Jeanna sampai tidak bisa tidur karena hal tersebut. Setiap perkataan dari sang ibu tiri terus saja terngiang dalam pikirannya. Jeanna benci, benar-benar benci pada ibu tirinya yang sampai kapan pun tidak akan pernah ia panggil ibu.
Tapi Jeanna sangat sangat menyayangkan, mengapa harus wanita itu yang datang menemuinya? Kenapa harus wanita itu yang menyuruhnya pulang? Dan kenapa harus wanita itu yang memohon dengan sangat padanya?
Jeanna pusing. Bahkan di saat ia sudah berdiri di depan kediaman Hadiningrat, kepala Jeanna masih sangat berisik.

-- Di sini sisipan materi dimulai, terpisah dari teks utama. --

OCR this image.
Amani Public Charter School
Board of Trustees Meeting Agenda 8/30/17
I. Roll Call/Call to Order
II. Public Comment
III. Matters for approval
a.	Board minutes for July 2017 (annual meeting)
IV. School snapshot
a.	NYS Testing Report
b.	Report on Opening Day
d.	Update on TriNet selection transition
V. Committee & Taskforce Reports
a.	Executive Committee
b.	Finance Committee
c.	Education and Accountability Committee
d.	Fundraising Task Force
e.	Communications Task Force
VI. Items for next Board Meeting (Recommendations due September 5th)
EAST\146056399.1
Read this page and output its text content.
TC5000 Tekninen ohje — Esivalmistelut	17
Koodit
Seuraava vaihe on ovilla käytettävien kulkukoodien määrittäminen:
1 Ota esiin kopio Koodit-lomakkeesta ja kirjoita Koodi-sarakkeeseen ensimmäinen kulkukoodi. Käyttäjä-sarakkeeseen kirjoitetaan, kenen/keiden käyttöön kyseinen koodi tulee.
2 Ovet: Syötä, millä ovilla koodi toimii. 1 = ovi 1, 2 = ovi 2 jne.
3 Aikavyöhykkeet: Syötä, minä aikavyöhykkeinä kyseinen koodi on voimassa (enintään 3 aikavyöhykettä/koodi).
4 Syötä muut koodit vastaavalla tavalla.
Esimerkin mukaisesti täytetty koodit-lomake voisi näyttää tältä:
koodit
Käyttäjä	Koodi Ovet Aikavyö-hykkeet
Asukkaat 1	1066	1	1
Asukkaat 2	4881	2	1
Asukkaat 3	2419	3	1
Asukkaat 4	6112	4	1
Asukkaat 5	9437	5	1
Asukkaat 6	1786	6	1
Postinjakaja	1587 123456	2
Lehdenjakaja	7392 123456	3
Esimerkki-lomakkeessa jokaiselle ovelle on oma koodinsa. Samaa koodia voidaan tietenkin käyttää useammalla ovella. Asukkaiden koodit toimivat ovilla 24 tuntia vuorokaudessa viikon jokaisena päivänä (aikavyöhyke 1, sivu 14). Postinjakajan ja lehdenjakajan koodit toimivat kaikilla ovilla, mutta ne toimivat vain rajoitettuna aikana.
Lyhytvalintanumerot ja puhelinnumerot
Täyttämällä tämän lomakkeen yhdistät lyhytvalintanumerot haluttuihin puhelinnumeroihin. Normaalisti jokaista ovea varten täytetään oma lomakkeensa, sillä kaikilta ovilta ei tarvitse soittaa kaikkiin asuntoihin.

Banyak sekali pikiran buruk yang bersarang dalam kepala Jeanna. Bahkan ia berpikir jika mungkin saja ibu tirinya itu memiliki niat buruk padanya dan beralasan dengan menggunakan nama sang ayah.
Jeanna hampir saja memilih untuk angkat kaki dari sana. Namun suara seseorang membuatnya berhenti dan fokus pada orang yang baru saja muncul di hadapannya.
“Akhirnya kau pulang juga.” seru orang tersebut, yang tak lain adalah Sinta—ibu tiri Jeanna. “Tante benar-benar bersyukur karena kau akhirnya memutuskan untuk kembali, Jeanna. Ayo, kita temui ayahmu di dalam!”
Belum sempat Jeanna menyahut, tangannya sudah lebih dulu ditarik oleh Sinta untuk segera masuk ke dalam.
Selama kakinya melangkah memasuki kediaman Hadiningrat, banyak memori indah yang mendadak bermunculan di dalam pikiran Jeanna. Bahkan Jeanna mengingat masa-masa dimana mendiang ibu kandungnya masih hidup. Berlari menuruni tangga karena mengejarnya yang suka bersikap jahil.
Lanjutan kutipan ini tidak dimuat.